Bref, on ne parle pas de location occasionnelle, mais bien d’une compétition directe pour les établissements hôteliers qui doivent se plier à une panoplie de règlements, d’assurances et de frais divers, incluant pour faire la promotion de la destination.

On fait quoi, alors?
Il n’existe malheureusement pas 36 solutions pour régler cette situation qui n’est pas si simple, il faut bien le concéder. Les suggestions que je proposais il y a deux ans demeurent selon moi d’actualité:

  1. Dénoncer les illégaux: Bien que je ne sois pas un adepte de sites qui incitent à dénoncer son voisin, on devrait à tout le moins avoir un système de whistle blower en place. Une adresse courriel ou ligne 1-800 pour signaler des locations au noir. C’est une solution qui n’a de sens, néanmoins, que si un chien de garde veille au grain et qu’il y a des conséquences. Voir le point #2.
  2. Imposer des amendes: Le système actuel est un peu ridicule. Aux dernières nouvelles, il n’y avait que deux inspecteurs pour la province au complet. Les contrevenants n’ont pas d’amende dès la première offense, mais plutôt un avis pour se conformer. Bref, le processus est lourd, et les amendes sont bancales, oscillant entre 750$ et 2,250$ par jour d’infraction, pour les récidivistes. Vous en connaissez plusieurs, des gens qui ont reçu une amende, vous?
  3. Revoir les règles: C’est la recommandation la plus complexe mais potentiellement la plus intéressante. On sait que les auberges, gîtes et hôtels doivent se conformer à une multitude de certificats et standards, sans parler des taxes municipales souvent gonflées par leur statut d’établissement d’hébergement. Peut-on envisager désserrer certains critères? À l’inverse, peut-on imposer les assurances et un certificat de conformité pour tout établissement souhaitant figurer sur un site comme Airbnb?

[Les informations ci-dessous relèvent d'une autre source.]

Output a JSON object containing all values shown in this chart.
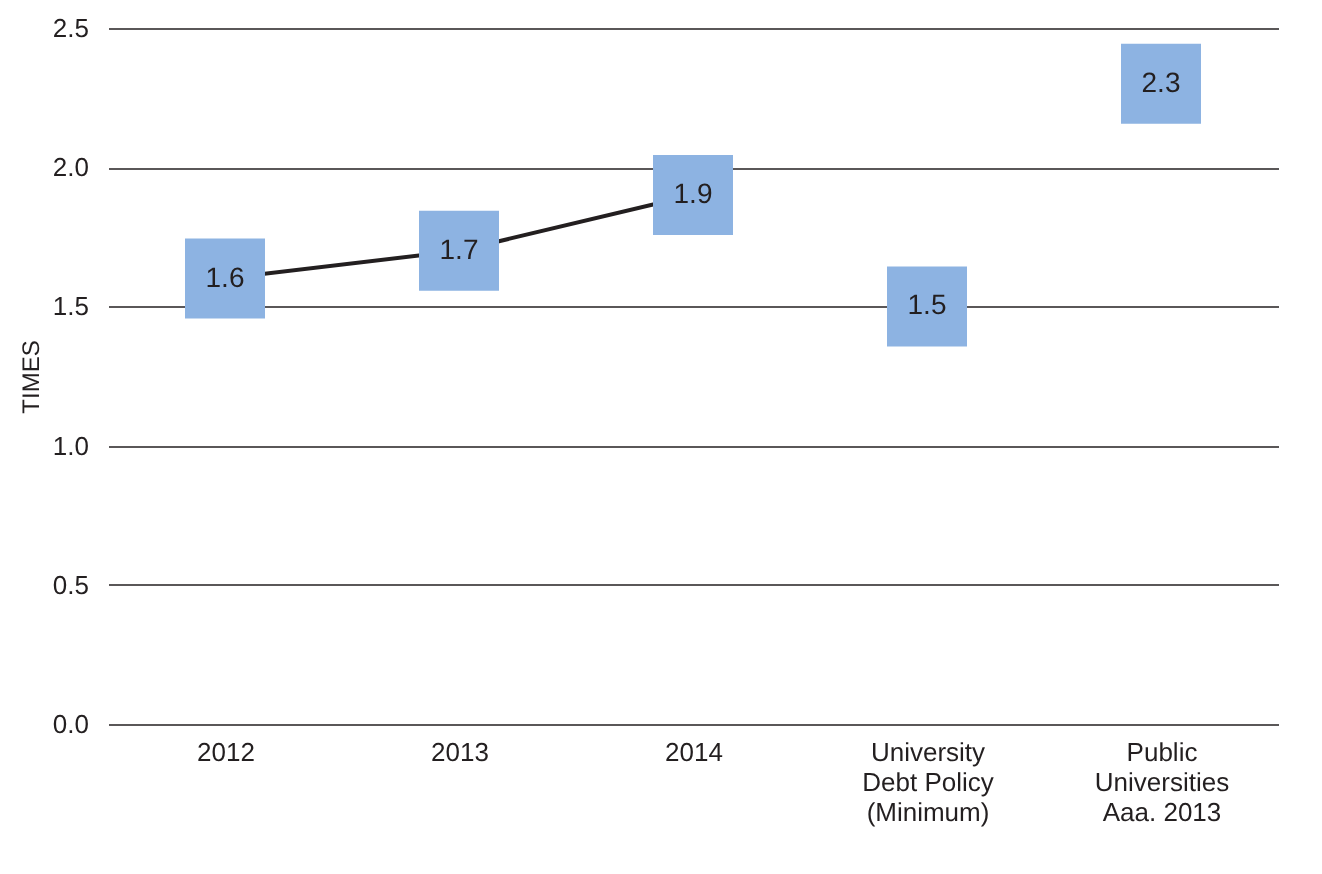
{
  "chart_data": {
    "type": "line",
    "ylabel": "TIMES",
    "categories": [
      "2012",
      "2013",
      "2014",
      "University\nDebt Policy\n(Minimum)",
      "Public\nUniversities\nAaa. 2013"
    ],
    "series": [
      {
        "type": "scatter",
        "color": "#8db3e2",
        "marker": "square",
        "values": [
          1.6,
          1.7,
          1.9,
          1.5,
          2.3
        ],
        "value_labels": [
          "1.6",
          "1.7",
          "1.9",
          "1.5",
          "2.3"
        ]
      },
      {
        "color": "#231f20",
        "marker": "none",
        "values": [
          1.6,
          1.7,
          1.9,
          null,
          null
        ]
      }
    ],
    "ylim": [
      0,
      2.5
    ],
    "yticks": [
      {
        "value": 0,
        "label": "0.0"
      },
      0.5,
      {
        "value": 1,
        "label": "1.0"
      },
      1.5,
      {
        "value": 2,
        "label": "2.0"
      },
      2.5
    ],
    "grid": "y"
  }
}
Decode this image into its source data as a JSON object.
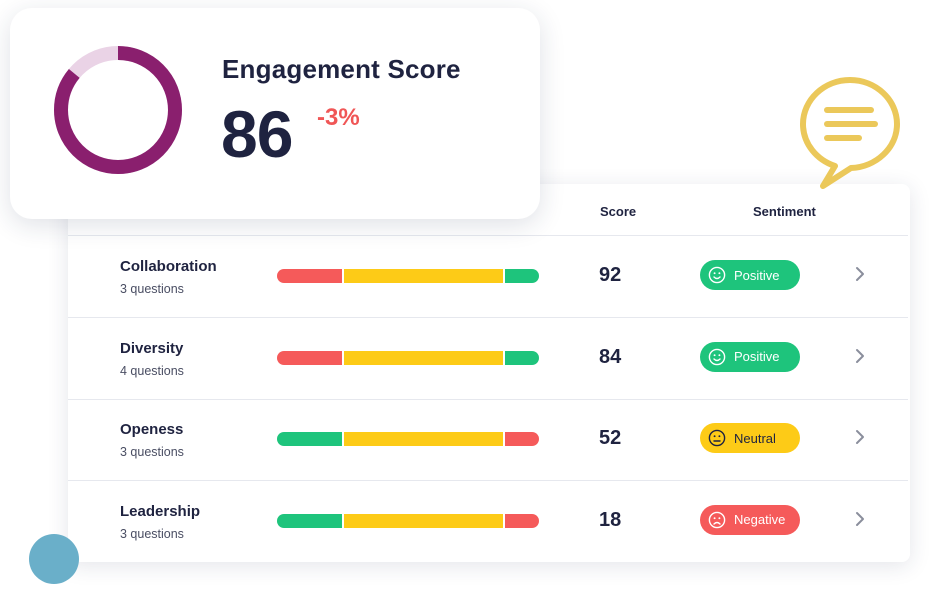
{
  "score_card": {
    "title": "Engagement Score",
    "score": 86,
    "score_label": "86",
    "change": "-3%",
    "colors": {
      "ring": "#8a1f6e",
      "ring_track": "#ead3e6",
      "change": "#f05656"
    }
  },
  "table": {
    "headers": {
      "score": "Score",
      "sentiment": "Sentiment"
    },
    "rows": [
      {
        "name": "Collaboration",
        "subtitle": "3 questions",
        "score": "92",
        "sentiment": "Positive",
        "sentiment_icon": "smile-icon",
        "bar": [
          {
            "color": "#f55a5a",
            "fraction": 0.25
          },
          {
            "color": "#fdcb17",
            "fraction": 0.62
          },
          {
            "color": "#1ec47c",
            "fraction": 0.13
          }
        ]
      },
      {
        "name": "Diversity",
        "subtitle": "4 questions",
        "score": "84",
        "sentiment": "Positive",
        "sentiment_icon": "smile-icon",
        "bar": [
          {
            "color": "#f55a5a",
            "fraction": 0.25
          },
          {
            "color": "#fdcb17",
            "fraction": 0.62
          },
          {
            "color": "#1ec47c",
            "fraction": 0.13
          }
        ]
      },
      {
        "name": "Openess",
        "subtitle": "3 questions",
        "score": "52",
        "sentiment": "Neutral",
        "sentiment_icon": "neutral-face-icon",
        "bar": [
          {
            "color": "#1ec47c",
            "fraction": 0.25
          },
          {
            "color": "#fdcb17",
            "fraction": 0.62
          },
          {
            "color": "#f55a5a",
            "fraction": 0.13
          }
        ]
      },
      {
        "name": "Leadership",
        "subtitle": "3 questions",
        "score": "18",
        "sentiment": "Negative",
        "sentiment_icon": "sad-face-icon",
        "bar": [
          {
            "color": "#1ec47c",
            "fraction": 0.25
          },
          {
            "color": "#fdcb17",
            "fraction": 0.62
          },
          {
            "color": "#f55a5a",
            "fraction": 0.13
          }
        ]
      }
    ]
  },
  "sentiment_styles": {
    "Positive": {
      "bg": "#1ec47c",
      "text": "#ffffff"
    },
    "Neutral": {
      "bg": "#fdcb17",
      "text": "#1f2340"
    },
    "Negative": {
      "bg": "#f55a5a",
      "text": "#ffffff"
    }
  },
  "decor": {
    "bubble_color": "#ebc85a",
    "dot_color": "#6aafc9"
  }
}
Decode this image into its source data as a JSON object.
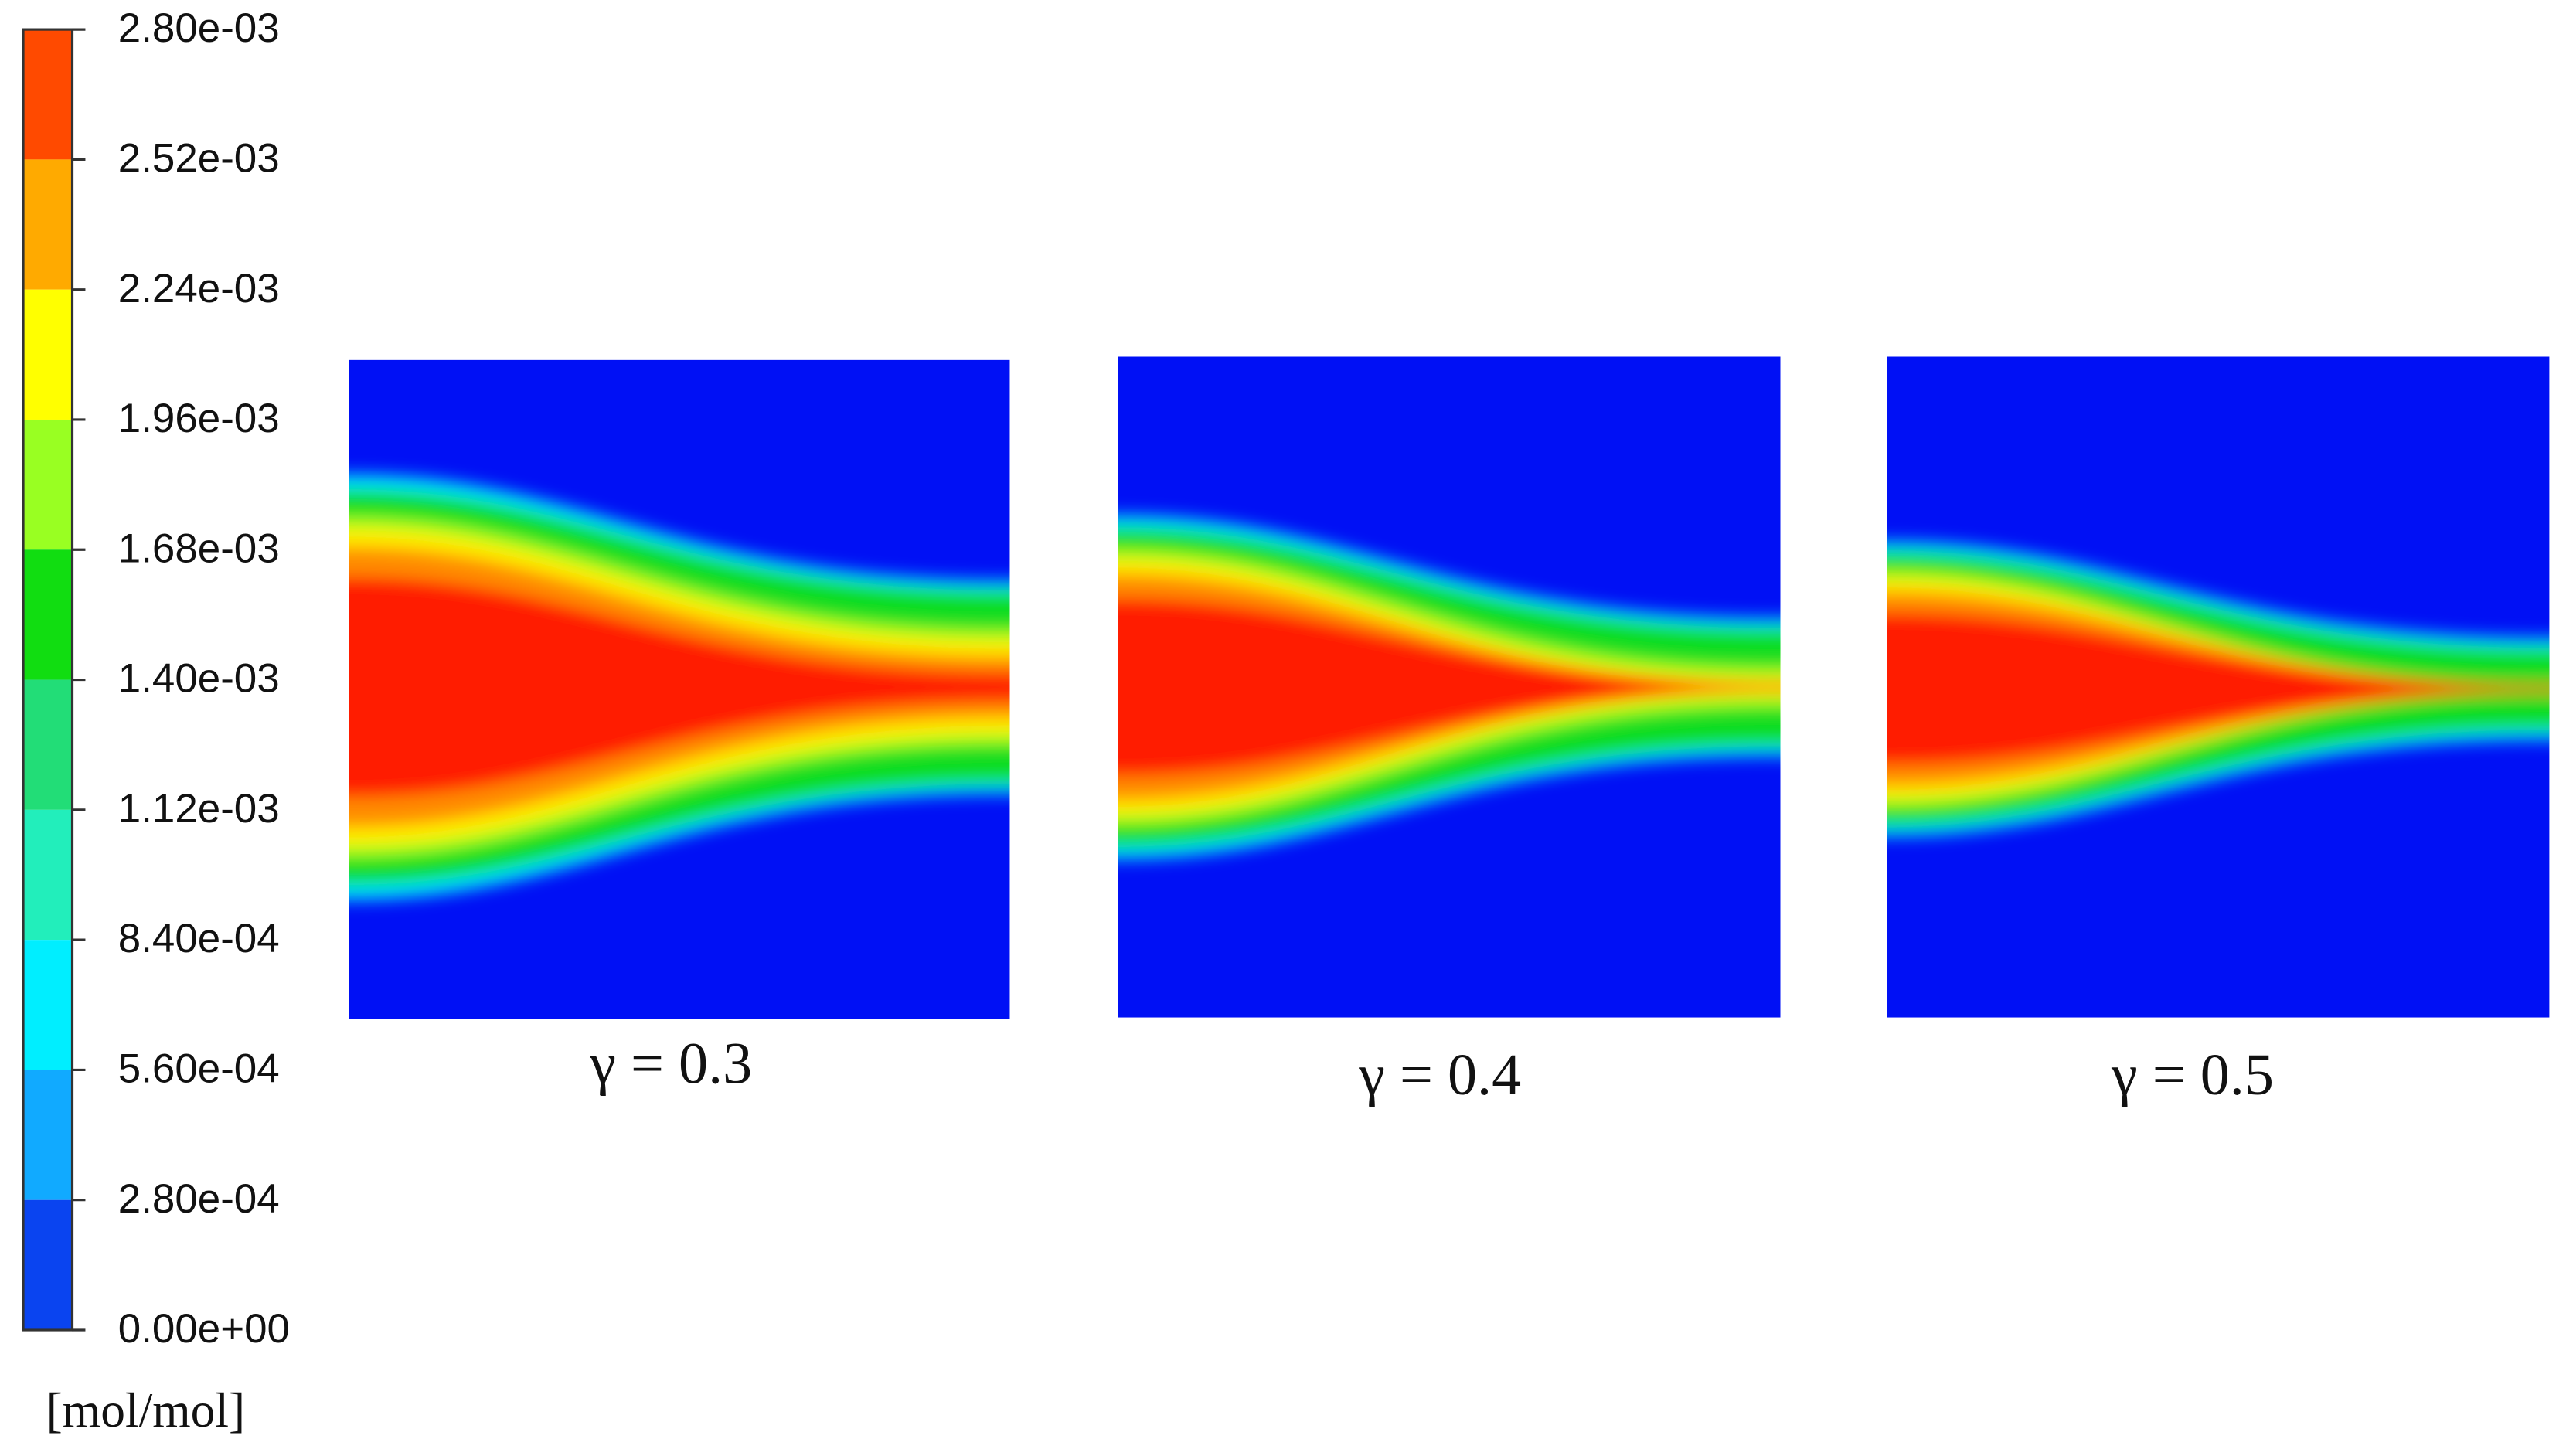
{
  "colorbar": {
    "labels": [
      "2.80e-03",
      "2.52e-03",
      "2.24e-03",
      "1.96e-03",
      "1.68e-03",
      "1.40e-03",
      "1.12e-03",
      "8.40e-04",
      "5.60e-04",
      "2.80e-04",
      "0.00e+00"
    ],
    "unit": "[mol/mol]"
  },
  "panels": [
    {
      "caption": "γ = 0.3"
    },
    {
      "caption": "γ = 0.4"
    },
    {
      "caption": "γ = 0.5"
    }
  ]
}
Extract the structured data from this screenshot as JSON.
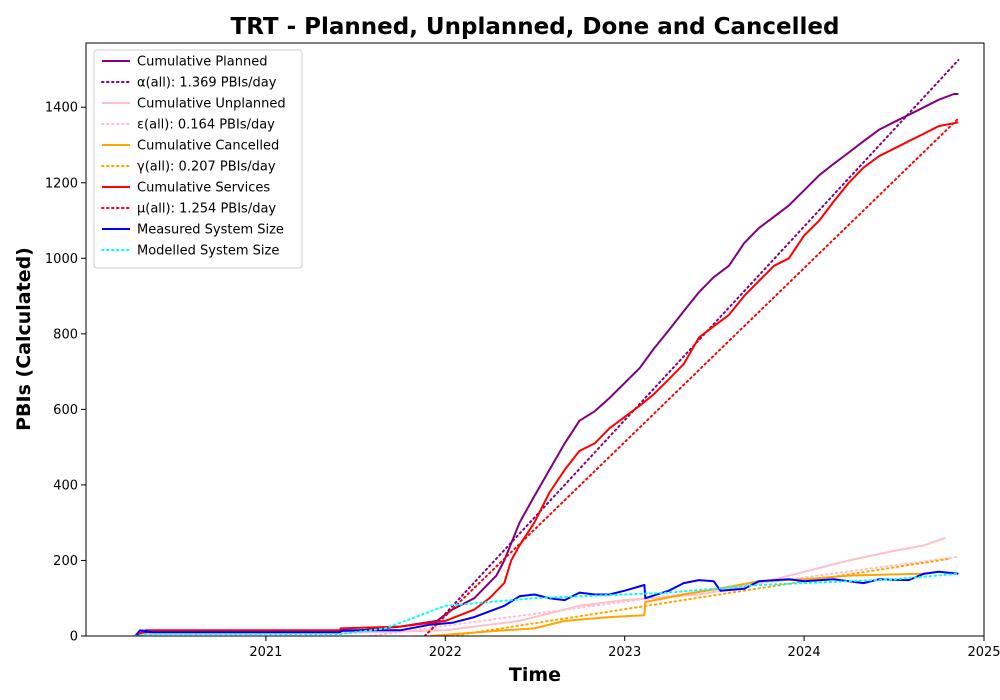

Je maintiens que nous avons dorénavant l’obligation de nous entendre avec ces grands joueurs, qui prendront une place dominante dans l’industrie au cours des prochaines années. On voit d’ailleurs des endroits comme San Francisco, Portland et New York prendre le taureau par les cornes pour collecter les taxes, mais aussi obliger certaines assurances et la reddition de comptes. Car ne l’oublions pas, la vaste majorité des revenus tirés de cette économie parallèle échappe également aux impôts, une autre bonne raison pour notre gouvernement d’y jeter un coup d’oeil intéressé en ces temps d’austérité!